Intelijen: “Noordin M Top”, itu rekayasa polisi?? (bagian 2)
Oleh Sapri Pamulu - 13 Augustus 2009 - Dibaca 1767 Kali -

Dalam tulisan lalu (09/08/09), Intelijen: Bukan “Noordin M Top” yang tewas, itu rekayasa, disampaikan hasil analisis dari para pengamat intelijen, Jika menelisik ulang ulasan-ulasan yang ada dari pengamat intelijen, setidaknya terdapat 3 (tiga) analisis yang berujung pada kesimpulan yang sama bahwa yang tewas itu bukanlah Noordin M Top, tapi orang lain dalam jaringannya. Dan analisis ini memang terbukti benar, sebagaimana yang dipermaklumkan oleh POLRI bahwa yang tewas dalam operasi penggerbekan di Temanggung itu adalah Ibrohim alias Boim. Kepala Desk Antiteror Kementerian Politik Hukum dan Keamanan Inspektur Jenderal (Purn) Ansyad Mbay mengatakan tidak ada gunanya membicarakan soal yang tewas di Temanggung, karena menurutnya, Ibrohim lebih berbahaya dari Noordin. Ibrohim uga siap menjadi eksekutor bom bunuh diri dengan sasaran Presiden SBY.

Pada bagian ini, dimaksudkan untuk melanjutkan pandangan Al Chaidar yang menarik itu, dengan membandingkannya dengan pengamat intelijen lainnya, dalam hal teori konspirasi atau rekayasa persekongkolan. Setidaknya ini bisa menjadi sisi lain dari kekusutan pikiran kita yang selalu mencoba memecahkan teka-teki “Noordin M Top”. Ibarat bermain puzzle, mari kita menghubung-hubungkan beberapa bagian cerita atau pendapat yang terserak untuk menjadikannya mendekati utuh. Hints dari puzzle ini berangkat dari thesis Al Chaidar yang menduga operasi terhadap Noordin ini merupakan operasi rekayasa (by design) dari POLRI.

Mark Parisi (C)

Pertama, AC Manulang, pengamat intelijen, Mantan Direktur BAKIN. Menurut AC Manulang, Nor din M Top bisa jadi masih berada di Jakarta, dan sebenarnya tidaksulit menangkap Noordin jika polisi sudah mempunyai data-data yang akurat.

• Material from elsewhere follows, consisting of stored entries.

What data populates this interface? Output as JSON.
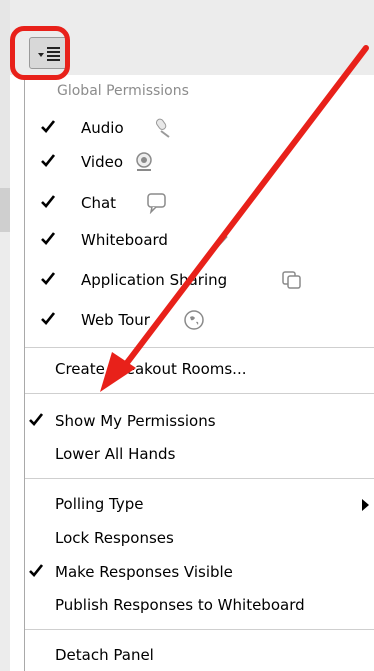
{
  "heading": "Global Permissions",
  "permissions": [
    {
      "label": "Audio",
      "checked": true,
      "icon": "microphone-icon"
    },
    {
      "label": "Video",
      "checked": true,
      "icon": "webcam-icon"
    },
    {
      "label": "Chat",
      "checked": true,
      "icon": "chat-bubble-icon"
    },
    {
      "label": "Whiteboard",
      "checked": true,
      "icon": "pencil-icon"
    },
    {
      "label": "Application Sharing",
      "checked": true,
      "icon": "app-share-icon"
    },
    {
      "label": "Web Tour",
      "checked": true,
      "icon": "globe-icon"
    }
  ],
  "menu": {
    "create_breakout": "Create Breakout Rooms...",
    "show_permissions": "Show My Permissions",
    "lower_hands": "Lower All Hands",
    "polling_type": "Polling Type",
    "lock_responses": "Lock Responses",
    "make_visible": "Make Responses Visible",
    "publish": "Publish Responses to Whiteboard",
    "detach": "Detach Panel"
  },
  "colors": {
    "annotation_red": "#e8211a",
    "heading_gray": "#8c8c8c"
  }
}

Justru polisi sudah terjebak dalam teori penyesatan Intelijen, sejak operasi Temanggung. Alasannya, tidang masuk akal jika buronan sembilan tahun, sekelas Noorsin bersembunyi di tengah ladang, harusnya pasti memilih di kota-kota besar, seperti Jakarta. Jadi, informasi yang diperoleh polisi adalah merupakan skenario teroris yang sengaja direkayasa oleh kontraktor intelijen asing untuk penyesatan. Ini terbukti informasi yang diterima polisi dari Aris dan Indra yang ditangkap di Temanggung sengaja memberikan tahu bahwa Noordin ada di rumah di Beji. Dalam kasus ini, Manulang mengkonfirmasikan bahwa ada tangan intelijen asing yang menggerakkan, jadi Noordin hanya
dipakai oleh kekuatan asing. Manulang juga berpendapat bahwa skenario presdien SBY sebagai sasaran hanya akan merupakan bahan bebrgai pihak di luar negeri. Teorinya hanya orang dekat (dalam) yang bisa membunuh seorang presiden.

Kedua, Umar Abduh, pengamat intelijen, mantan teroris NII - Woyla, yang juga dikenal menulis dan menyunting beberapa buku terutama “Konspirasi intelijen & gerakan Islam radikal“. Menurut Umar, Noordin sebenanrnya sudah ditangkap tangan di Jawa Timur pada bulan Februari lalu, tetapi dilepas lagi. Konon katanya jangan dulu dikerangkeng oleh salah seorang jenderal yang berkompeten, yang bukan kapolri atau wakapolri, sosok yang berurusan dengan teroris. Jadi dalam pandangan Umar, Noordin itu sebenarnya memang sudah kompakan dengan polisi. Senada dengan AL Chaidar, Umar juga berpandangan bahwa penggerebekan Temanggung itu cuman sandiwara belaka.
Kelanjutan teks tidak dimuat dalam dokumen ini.